What is race? What is identity? What is innocence? What is beauty?
For decades, literature has provided a voice for racial diversity. Many works, including Toni Morrison’s “The Bluest Eye,” Harper Lee’s “To Kill a Mockingbird,” Sherman Alexie’s “The Absolutely True Diary of a Part-Time Indian,” Amy Tan’s “The Joy Luck Club,” and Langston Hughes’s poetry, provide insight into difficult multicultural subjects.
Ohio Northern University’s English Department intends to ease readers’ concerns over multicultural texts in a special reading and discussion event on Feb. 23 at 7 p.m. inside the first floor of Heterick Memorial Library. The event is sponsored by the department’s honorary society, Sigma Tau Delta.
The event is free and open to the Ada public.
Many readers tend to shy away from multicultural texts, primarily because of the unfamiliar territory. Assistant Professor of English, Douglas Dowland, adds to this idea, believing that students fear multicultural texts for a very specific reason.
“I think we’re afraid of reading a text that might make us feel guilty, or saying something that might be misconstrued as offensive,” he explains. “I would say that it’s unfamiliar because we haven’t talked about it enough. And that’s a trap, because if we don’t talk about it, we won’t learn the skills of being able to talk about it. I wouldn’t let any fear detract me from reading some frankly fantastic literature, the sort of literature America is renown in the world for producing.”
Multicultural literature is ingrained in other forms of writing, so it is very difficult to avoid the material and topics. Not only is it found in other writings, it is crucial to one’s identity.
“We’re living in a nation—and a world—that is increasingly diverse. I think multicultural literature helps us appreciate that diversity, by giving us a sense of what individuals in other cultures go through. The experience may be unique to their culture, but we can likely empathize and see parts of our experience in theirs,” Dowland adds.
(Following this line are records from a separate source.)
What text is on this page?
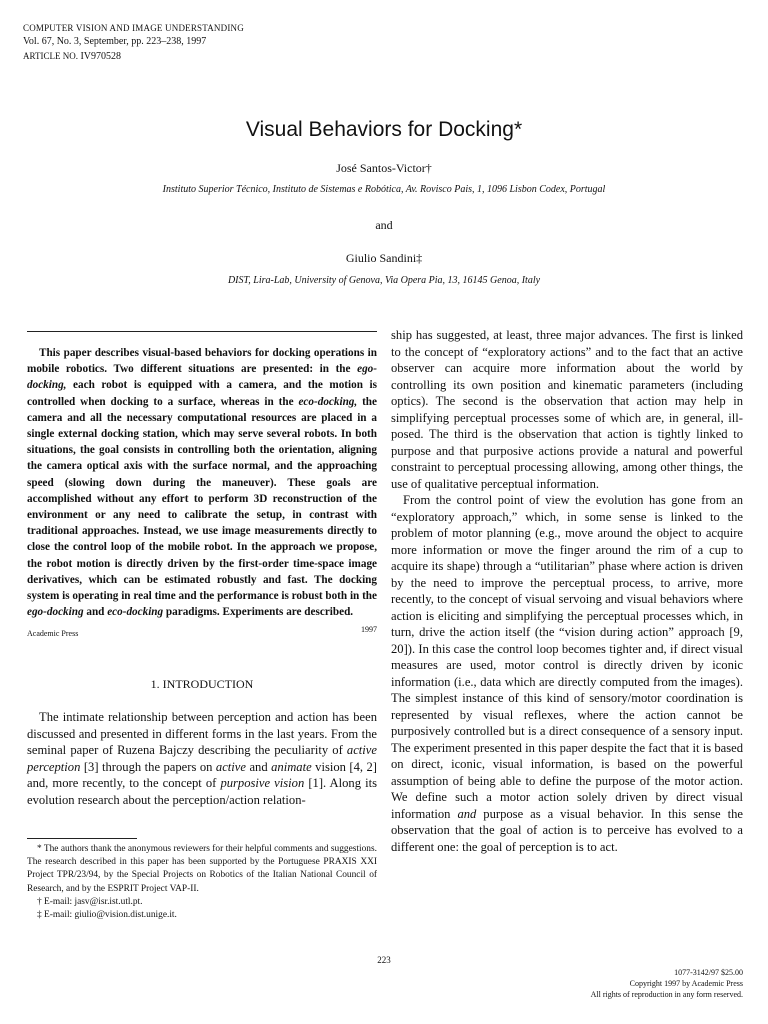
COMPUTER VISION AND IMAGE UNDERSTANDING
Vol. 67, No. 3, September, pp. 223–238, 1997
ARTICLE NO. IV970528
Visual Behaviors for Docking*
José Santos-Victor†
Instituto Superior Técnico, Instituto de Sistemas e Robótica, Av. Rovisco Pais, 1, 1096 Lisbon Codex, Portugal
and
Giulio Sandini‡
DIST, Lira-Lab, University of Genova, Via Opera Pia, 13, 16145 Genoa, Italy
This paper describes visual-based behaviors for docking operations in mobile robotics. Two different situations are presented: in the ego-docking, each robot is equipped with a camera, and the motion is controlled when docking to a surface, whereas in the eco-docking, the camera and all the necessary computational resources are placed in a single external docking station, which may serve several robots. In both situations, the goal consists in controlling both the orientation, aligning the camera optical axis with the surface normal, and the approaching speed (slowing down during the maneuver). These goals are accomplished without any effort to perform 3D reconstruction of the environment or any need to calibrate the setup, in contrast with traditional approaches. Instead, we use image measurements directly to close the control loop of the mobile robot. In the approach we propose, the robot motion is directly driven by the first-order time-space image derivatives, which can be estimated robustly and fast. The docking system is operating in real time and the performance is robust both in the ego-docking and eco-docking paradigms. Experiments are described.
1997
Academic Press
1. INTRODUCTION

The intimate relationship between perception and action has been discussed and presented in different forms in the last years. From the seminal paper of Ruzena Bajczy describing the peculiarity of active perception [3] through the papers on active and animate vision [4, 2] and, more recently, to the concept of purposive vision [1]. Along its evolution research about the perception/action relation-

* The authors thank the anonymous reviewers for their helpful comments and suggestions. The research described in this paper has been supported by the Portuguese PRAXIS XXI Project TPR/23/94, by the Special Projects on Robotics of the Italian National Council of Research, and by the ESPRIT Project VAP-II.

† E-mail: jasv@isr.ist.utl.pt.

‡ E-mail: giulio@vision.dist.unige.it.

ship has suggested, at least, three major advances. The first is linked to the concept of “exploratory actions” and to the fact that an active observer can acquire more information about the world by controlling its own position and kinematic parameters (including optics). The second is the observation that action may help in simplifying perceptual processes some of which are, in general, ill-posed. The third is the observation that action is tightly linked to purpose and that purposive actions provide a natural and powerful constraint to perceptual processing allowing, among other things, the use of qualitative perceptual information.

From the control point of view the evolution has gone from an “exploratory approach,” which, in some sense is linked to the problem of motor planning (e.g., move around the object to acquire more information or move the finger around the rim of a cup to acquire its shape) through a “utilitarian” phase where action is driven by the need to improve the perceptual process, to arrive, more recently, to the concept of visual servoing and visual behaviors where action is eliciting and simplifying the perceptual processes which, in turn, drive the action itself (the “vision during action” approach [9, 20]). In this case the control loop becomes tighter and, if direct visual measures are used, motor control is directly driven by iconic information (i.e., data which are directly computed from the images). The simplest instance of this kind of sensory/motor coordination is represented by visual reflexes, where the action cannot be purposively controlled but is a direct consequence of a sensory input. The experiment presented in this paper despite the fact that it is based on direct, iconic, visual information, is based on the powerful assumption of being able to define the purpose of the motor action. We define such a motor action solely driven by direct visual information and purpose as a visual behavior. In this sense the observation that the goal of action is to perceive has evolved to a different one: the goal of perception is to act.

223
1077-3142/97 $25.00
Copyright 1997 by Academic Press
All rights of reproduction in any form reserved.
These highly enriched cultural moments—of recognizing diversity in literature—provide wisdom to many students to demonstrate respect to others. Multicultural texts are a lesson. They not only teach students about the world around them, but also how they can interact with others.
Tuesday’s reading and discussion could be especially interesting to ONU students studying Language Arts Education [LAE]. Many of these students will become high-school teachers after graduating from ONU. In their professions, they will have to tackle difficult subjects involving race.
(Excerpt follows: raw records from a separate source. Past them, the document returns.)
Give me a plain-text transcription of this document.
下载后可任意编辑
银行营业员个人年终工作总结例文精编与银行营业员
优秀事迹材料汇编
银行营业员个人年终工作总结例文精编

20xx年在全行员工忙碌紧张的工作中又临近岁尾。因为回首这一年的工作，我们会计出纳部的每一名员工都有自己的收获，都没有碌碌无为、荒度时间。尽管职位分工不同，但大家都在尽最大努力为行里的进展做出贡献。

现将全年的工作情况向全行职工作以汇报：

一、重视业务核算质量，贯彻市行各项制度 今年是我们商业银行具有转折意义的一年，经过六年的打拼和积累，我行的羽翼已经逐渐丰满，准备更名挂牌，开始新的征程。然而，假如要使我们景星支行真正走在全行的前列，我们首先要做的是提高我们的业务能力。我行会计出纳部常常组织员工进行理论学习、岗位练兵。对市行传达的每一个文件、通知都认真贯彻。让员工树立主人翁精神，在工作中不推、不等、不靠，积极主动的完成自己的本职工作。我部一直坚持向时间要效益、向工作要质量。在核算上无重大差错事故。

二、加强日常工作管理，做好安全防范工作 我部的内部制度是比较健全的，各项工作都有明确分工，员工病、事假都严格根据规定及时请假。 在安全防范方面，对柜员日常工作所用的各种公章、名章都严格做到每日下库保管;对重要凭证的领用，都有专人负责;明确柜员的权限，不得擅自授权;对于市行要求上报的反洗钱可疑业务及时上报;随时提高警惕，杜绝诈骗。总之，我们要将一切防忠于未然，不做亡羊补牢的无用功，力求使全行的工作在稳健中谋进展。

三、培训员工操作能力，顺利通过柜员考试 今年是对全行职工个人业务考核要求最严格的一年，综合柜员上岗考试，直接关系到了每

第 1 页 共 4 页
“What I have found most successful, in my own teaching experience, is not to shy away from the discussion of the big issue, even if it’s an uncomfortable one,” Dowland comments.
He advises future teachers to start a conversation about race by simply asking students to reflect on the topics.
What does race mean in this text?
This simple question could begin an entire discussion. For some students, the text may not be valuable; for others, the racial topic could be the text to them.
“I’ve found that college students want to talk about these things, they’re just not very experienced at it yet,” Dowland adds.
Sigma Tau Delta offers one reading and discussion per semester during the academic year. These readings give English students an opportunity to perform their craft and skill, similar to music and theatre students performing on a stage.
“We’ll keep hosting them as long as there’s an audience—and there is an audience at ONU for it,” Dowland concludes.